Thousands of bins are still going uncollected for containing the wrong rubbish, although the numbers being left by council crews has dropped.
The controversial recycling crackdown was launched in Walsall just under a year ago. Almost 17,500 bins were left between May and August, according to new figures.
In the first four months of the zero-tolerance approach which was launched last November a total of 47,977 were not collected for being ‘contaminated’.
Despite the reduction an average of 1,900 bins a fortnight were still not picked up during the late spring and early summer period. Statistics for the two fortnights in August show 2,162 and 2,117 containers were not emptied respectively.
It comes as Walsall Council bosses have announced a shake-up of rubbish collections which will see some residents have their pick-up days changed from December.
It is the latest change to bin collections with the most controversial being the recycling crackdown which started on November 19. It saw officers, dubbed ‘binspectors’, start checking green bins for the wrong items.

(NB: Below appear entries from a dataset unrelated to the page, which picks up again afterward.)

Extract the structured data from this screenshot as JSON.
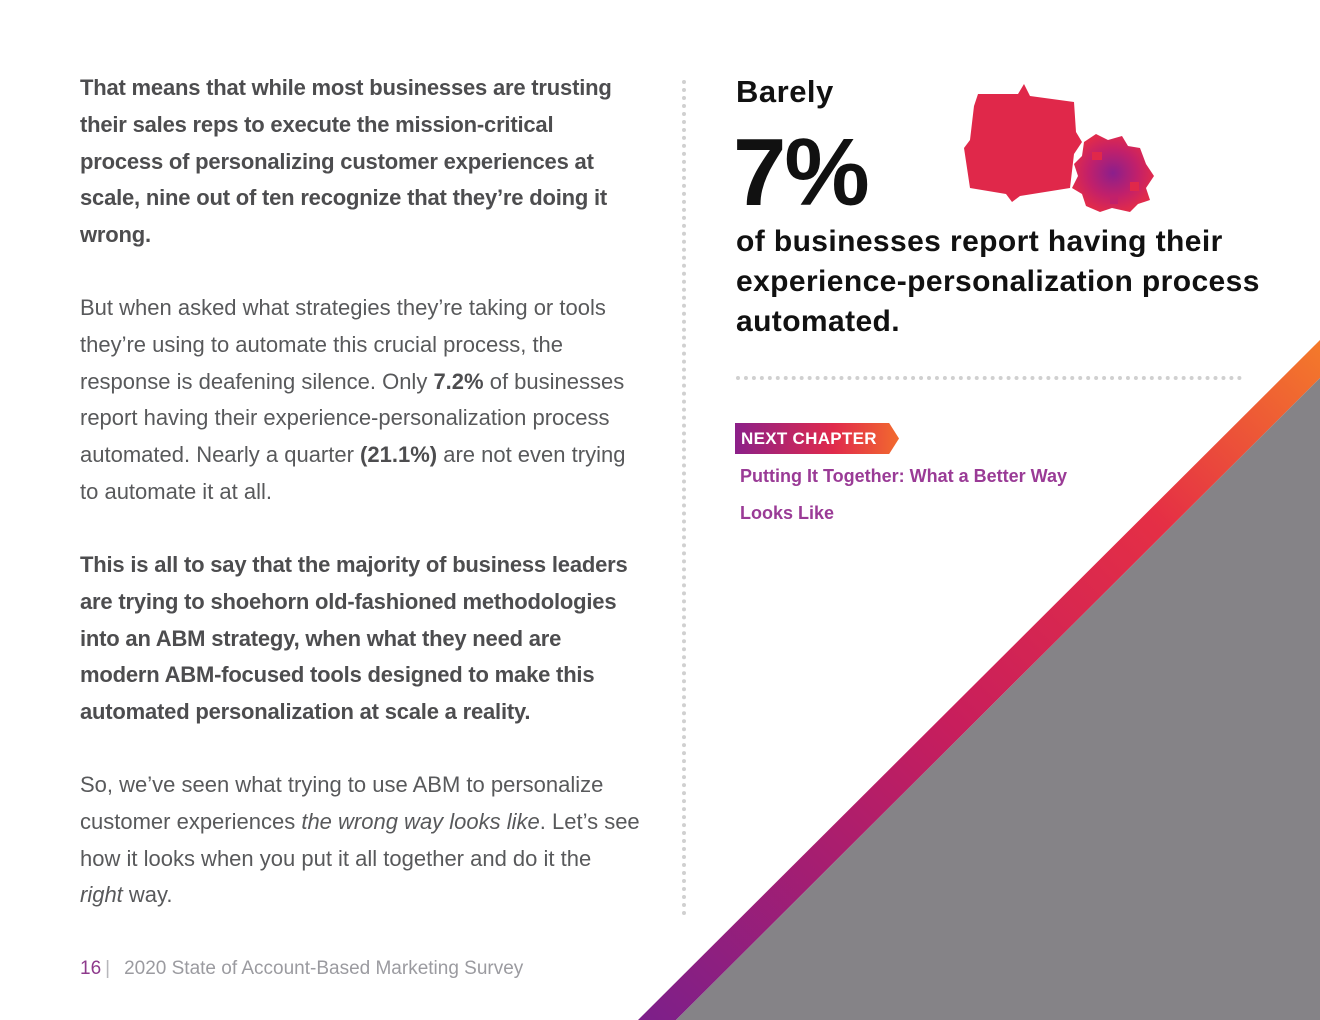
{
  "colors": {
    "accent_purple": "#8e3a8c",
    "accent_red": "#e0284a",
    "accent_orange": "#f26a2e",
    "gray_panel": "#858387",
    "text_dark": "#4d4d4f"
  },
  "left": {
    "p1": "That means that while most businesses are trusting their sales reps to execute the mission-critical process of personalizing customer experiences at scale, nine out of ten recognize that they’re doing it wrong.",
    "p2": {
      "a": "But when asked what strategies they’re taking or tools they’re using to automate this crucial process, the response is deafening silence. Only ",
      "b": "7.2%",
      "c": " of businesses report having their experience-personalization process automated. Nearly a quarter ",
      "d": "(21.1%)",
      "e": " are not even trying to automate it at all."
    },
    "p3": "This is all to say that the majority of business leaders are trying to shoehorn old-fashioned methodologies into an ABM strategy, when what they need are modern ABM-focused tools designed to make this automated personalization at scale a reality.",
    "p4": {
      "a": "So, we’ve seen what trying to use ABM to personalize customer experiences ",
      "b": "the wrong way looks like",
      "c": ". Let’s see how it looks when you put it all together and do it the ",
      "d": "right",
      "e": " way."
    }
  },
  "stat": {
    "label": "Barely",
    "value": "7%",
    "description": "of businesses report having their experience-personalization process automated."
  },
  "next": {
    "tag": "NEXT CHAPTER",
    "title": "Putting It Together: What a Better Way Looks Like"
  },
  "footer": {
    "page": "16",
    "separator": "|",
    "title": "2020 State of Account-Based Marketing Survey"
  }
}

Those found to contain things such as food, nappies and household waste received a yellow sticker and were not emptied, sparking a flurry of complaints from angry residents.
The council said it had been forced to take a stand after a drop in the recycling rate, meaning more cash is being spent sending rubbish to landfill. The main offenders for contamination include black bags, general household waste, food waste, textiles, nappies and electrical goods.
A report from Mark Holden, head of clean and green services, to the council said: “Contamination levels, although reduced, continue to pose contractual concerns to the council. Income levels are temporarily reduced and costs increased.
“There is no impact to residents who use the service properly. Residents who continue to contaminate their recycling bins will risk not having their bin emptied.”